Six months ago, some real estate experts predicted home prices in the Sacramento area would keep falling, weighed down by thousands of foreclosures.
Economists at online tracker Zillow, for example, said in April that prices would continue to drop this year and that there was "no sign of a bottom" for the Sacramento market.
Instead, the opposite happened. Prices made a U-turn and headed up. Today, Realtor.com calls Sacramento the nation's No. 2 "turnaround town," just behind Oakland. Five other California cities, from San Francisco to Bakersfield, also made the list.
So what turned a real estate dog into a sudden darling?
In essence, area home prices dropped so low that large numbers of investors swooped in to grab bargains. Some would-be homeowners decided to try their luck, too.
The ramped-up activity has driven prices higher and reduced the number of homes on the market, which in turn creates more upward pressure.
Last week, Santa Ana-based data provider CoreLogic reported a nearly 7 percent year-over-year gain in Sacramento home values in September. The Sacramento region's largest real estate brokerage, Lyon Real Estate, said the Corelogic numbers understate reality.
Lyon's data, supplied by its affiliate TrendGraphix, shows prices have risen by double digits since the beginning of the year. The region's median sales price jumped from $180,000 in January to $219,000 in October a 21 percent increase, Lyon said in a news release.
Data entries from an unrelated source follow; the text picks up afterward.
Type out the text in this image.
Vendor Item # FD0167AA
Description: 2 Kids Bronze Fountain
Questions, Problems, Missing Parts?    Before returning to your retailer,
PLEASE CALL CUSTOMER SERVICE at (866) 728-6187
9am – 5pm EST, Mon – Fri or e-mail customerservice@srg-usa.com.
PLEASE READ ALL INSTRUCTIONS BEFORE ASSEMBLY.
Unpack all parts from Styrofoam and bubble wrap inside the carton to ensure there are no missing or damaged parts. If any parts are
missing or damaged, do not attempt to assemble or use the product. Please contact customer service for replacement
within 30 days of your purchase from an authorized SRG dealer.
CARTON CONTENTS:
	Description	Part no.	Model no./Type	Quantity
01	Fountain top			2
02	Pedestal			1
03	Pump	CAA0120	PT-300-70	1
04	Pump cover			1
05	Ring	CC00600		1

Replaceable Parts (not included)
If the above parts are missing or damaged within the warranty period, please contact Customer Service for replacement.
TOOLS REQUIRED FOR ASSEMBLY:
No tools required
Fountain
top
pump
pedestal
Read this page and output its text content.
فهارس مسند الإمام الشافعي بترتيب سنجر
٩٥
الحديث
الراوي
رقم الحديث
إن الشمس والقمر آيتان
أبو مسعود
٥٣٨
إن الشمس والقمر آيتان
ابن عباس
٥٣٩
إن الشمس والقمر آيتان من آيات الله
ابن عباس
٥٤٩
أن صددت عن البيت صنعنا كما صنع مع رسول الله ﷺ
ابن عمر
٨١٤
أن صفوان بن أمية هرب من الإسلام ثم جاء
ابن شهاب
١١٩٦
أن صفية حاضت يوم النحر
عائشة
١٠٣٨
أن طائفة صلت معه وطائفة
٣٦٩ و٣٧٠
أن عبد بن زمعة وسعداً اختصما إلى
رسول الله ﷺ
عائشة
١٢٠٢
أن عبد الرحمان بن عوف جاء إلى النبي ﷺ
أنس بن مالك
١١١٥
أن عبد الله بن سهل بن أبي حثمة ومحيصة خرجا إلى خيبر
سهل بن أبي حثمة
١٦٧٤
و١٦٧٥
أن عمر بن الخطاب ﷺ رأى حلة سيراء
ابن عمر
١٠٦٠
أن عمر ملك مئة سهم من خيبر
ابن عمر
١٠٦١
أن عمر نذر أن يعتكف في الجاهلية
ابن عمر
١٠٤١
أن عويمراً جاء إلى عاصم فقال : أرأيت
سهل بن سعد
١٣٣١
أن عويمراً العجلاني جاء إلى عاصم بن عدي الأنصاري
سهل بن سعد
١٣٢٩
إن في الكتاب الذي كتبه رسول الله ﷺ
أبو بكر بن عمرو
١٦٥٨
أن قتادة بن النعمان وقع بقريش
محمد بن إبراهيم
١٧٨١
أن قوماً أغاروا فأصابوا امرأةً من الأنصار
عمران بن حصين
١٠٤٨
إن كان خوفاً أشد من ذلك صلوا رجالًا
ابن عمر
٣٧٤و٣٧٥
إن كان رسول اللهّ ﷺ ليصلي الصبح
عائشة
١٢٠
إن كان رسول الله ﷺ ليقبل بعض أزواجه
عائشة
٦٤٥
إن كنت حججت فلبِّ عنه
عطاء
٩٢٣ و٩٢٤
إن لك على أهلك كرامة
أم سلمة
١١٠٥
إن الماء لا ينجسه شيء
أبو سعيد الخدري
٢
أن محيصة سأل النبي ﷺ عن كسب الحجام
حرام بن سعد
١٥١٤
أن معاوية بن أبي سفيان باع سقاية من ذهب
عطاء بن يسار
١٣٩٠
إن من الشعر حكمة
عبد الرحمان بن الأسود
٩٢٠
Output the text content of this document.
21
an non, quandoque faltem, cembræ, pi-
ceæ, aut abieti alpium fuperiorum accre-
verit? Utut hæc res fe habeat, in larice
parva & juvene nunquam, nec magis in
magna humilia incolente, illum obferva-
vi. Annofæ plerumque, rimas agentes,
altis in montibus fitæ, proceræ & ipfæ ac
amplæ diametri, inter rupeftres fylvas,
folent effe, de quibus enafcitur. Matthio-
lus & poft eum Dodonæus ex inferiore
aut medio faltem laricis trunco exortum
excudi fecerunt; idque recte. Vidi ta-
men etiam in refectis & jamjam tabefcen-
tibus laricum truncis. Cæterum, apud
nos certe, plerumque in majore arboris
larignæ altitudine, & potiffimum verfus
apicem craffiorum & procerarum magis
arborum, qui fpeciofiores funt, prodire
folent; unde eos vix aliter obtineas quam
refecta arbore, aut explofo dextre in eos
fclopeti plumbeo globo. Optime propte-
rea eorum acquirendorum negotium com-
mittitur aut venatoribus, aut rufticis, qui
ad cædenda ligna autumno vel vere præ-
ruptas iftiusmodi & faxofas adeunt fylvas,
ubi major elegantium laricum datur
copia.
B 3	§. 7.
Jeffrey Michael, director of the Business Forecasting Center at the University of the Pacific in Stockton, said houses in Sacramento may still be undervalued, especially investment properties.
"We've been in a situation where paying cash (for a house) and renting it out was generating higher yields than you could find in other investments, which suggests housing is underpriced," Michael said.
Even Zillow, formerly so bearish on the Sacramento region, forecasts that home prices will rise almost 6 percent by the end of the third quarter next year.
That's more than three times Zillow's predicted national growth average of 1.7 percent.
What's unclear, however, is whether Sacramento can sustain its newfound status as one of the nation's most improved real estate markets.
Investors have been the main players in the local market turnaround. But Michael warned that demand from that group can carry prices only so far.
"As prices appreciate, the return on investment declines from an investor standpoint," he said.
Whether demand from traditional homebuyers is sufficient to sustain continued price increases is uncertain, he said.
Over the long term, job growth is the key.
Lyon President Pat Shea, however, said he believes demand from traditional homebuyers is gathering steam.
Entry-level buyers have been competing with investors, boosting prices at the lower end of the market. Continued growth depends on move-up buyers feeling confident and increasing activity in the middle and upper segments, Shea said.
He said he expects interest rates to stay at historically low levels in 2013, continuing to fuel demand.
"I think that for the remainder of this year and 2013, we'll see a lot of what we've seen already," Shea said.
While economists agree that the gains could continue into next year, they warn against thinking it's the start of another bona fide housing boom.
"It's good news, but it doesn't mean we're back to 2005," said Stuart Gabriel, director of the Ziman Center for Real Estate at UCLA.
Foreclosed homes have been snapped up by investors and haven't overwhelmed the Sacramento market, as some feared, he said. But the overall economy remains sluggish, Gabriel noted.
The Federal Reserve is helping to prop up the housing market by buying billions of dollars in mortgage-backed securities. One goal is to keep interest rates low for months to come.
"The reason interest rates are so low is the economy overall is perceived as being relatively weak," Gabriel said.
Struggling economies in Europe and Asia still loom as a potential threat to the economy, as does the "fiscal cliff" awaiting Jan. 1, when billions of dollars in federal spending and tax cuts are set to start expiring unless Congress and the Obama administration can reach an agreement first.